In September 2020 I packed my suitcases and drove towards the West, heading to my new home in the Netherlands. After long twelve hours drive, around midnight, I saw a glow speading over the landscape, looking just like it was a sunrise.
As it turned out, my tired senses were fooled by the biggest glasshouse colony in the world – a glow that tricked not only me, but the entire natural world.
We live in times when majority of people have never experienced the view of milky way. As a civilisation we perceive darkness as a threat. We associate it with blindness, fear, mystery, something out of control. These negative associations create fundaments for the reality where the levels of light pollution raises fastest in the history of the Earth. Levels of melationin in blood gets dangerously low, species crucial for the ecosystem die out and starry nights are no longer present in our lives.

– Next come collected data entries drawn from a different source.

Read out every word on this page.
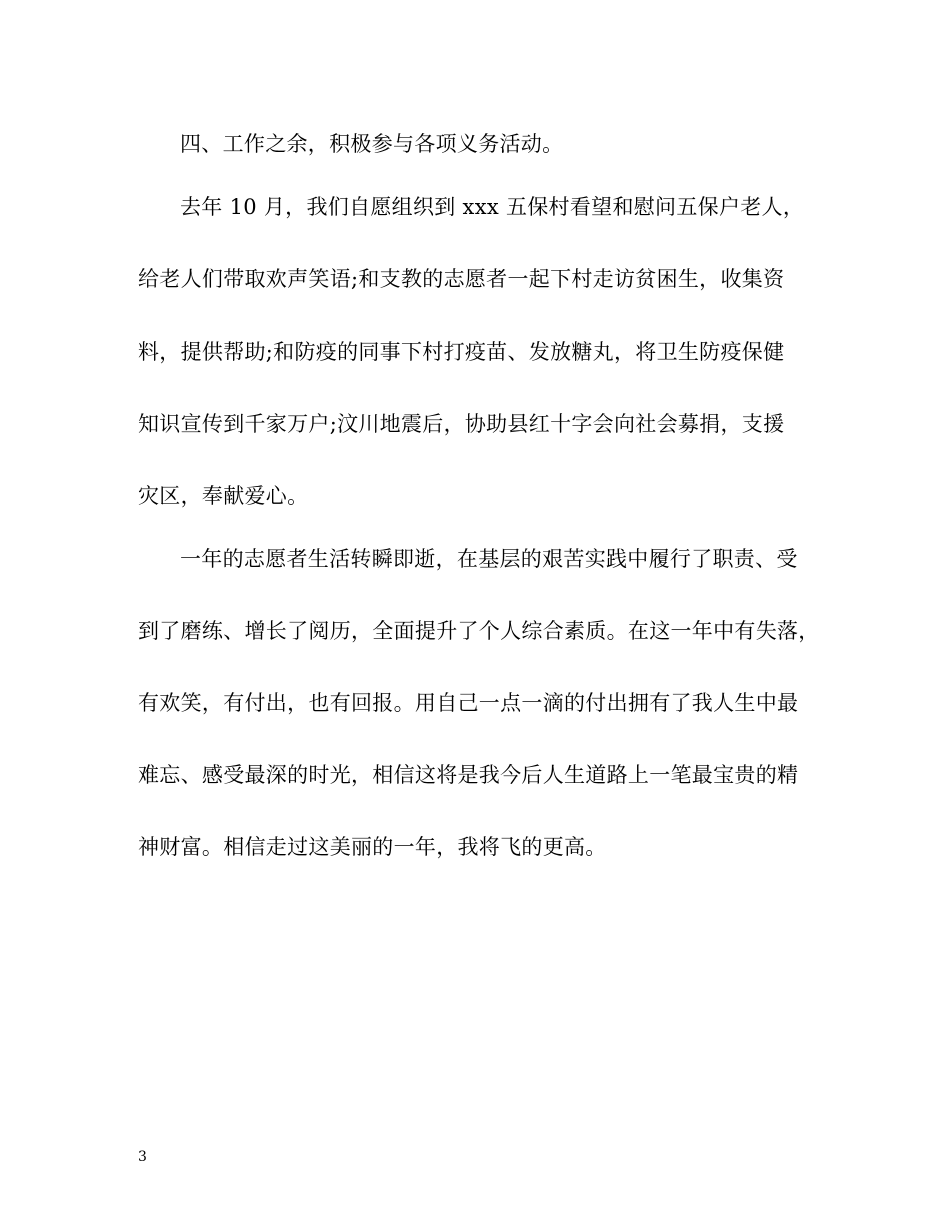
四、工作之余，积极参与各项义务活动。
去年 10 月，我们自愿组织到 xxx 五保村看望和慰问五保户老人，
给老人们带取欢声笑语;和支教的志愿者一起下村走访贫困生，收集资
料，提供帮助;和防疫的同事下村打疫苗、发放糖丸，将卫生防疫保健
知识宣传到千家万户;汶川地震后，协助县红十字会向社会募捐，支援
灾区，奉献爱心。
一年的志愿者生活转瞬即逝，在基层的艰苦实践中履行了职责、受
到了磨练、增长了阅历，全面提升了个人综合素质。在这一年中有失落，
有欢笑，有付出，也有回报。用自己一点一滴的付出拥有了我人生中最
难忘、感受最深的时光，相信这将是我今后人生道路上一笔最宝贵的精
神财富。相信走过这美丽的一年，我将飞的更高。
3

By loosing starry nights, we have also lost something very human: a feeling of interconnectedness that directly affects our psychology and behaviours. My frst experience of starry nights brings the feelings of nostalgia and childhood memories.
The project has started as an investigation of light pollution, but became a personal story of looking for what's almost lost. It's a story of fears to be tamed, of a primal desire to get closer to something universal, bigger than myself, and hope that the narrative can be turned around.
It is not light that makes us see, and darkness that makes us blind.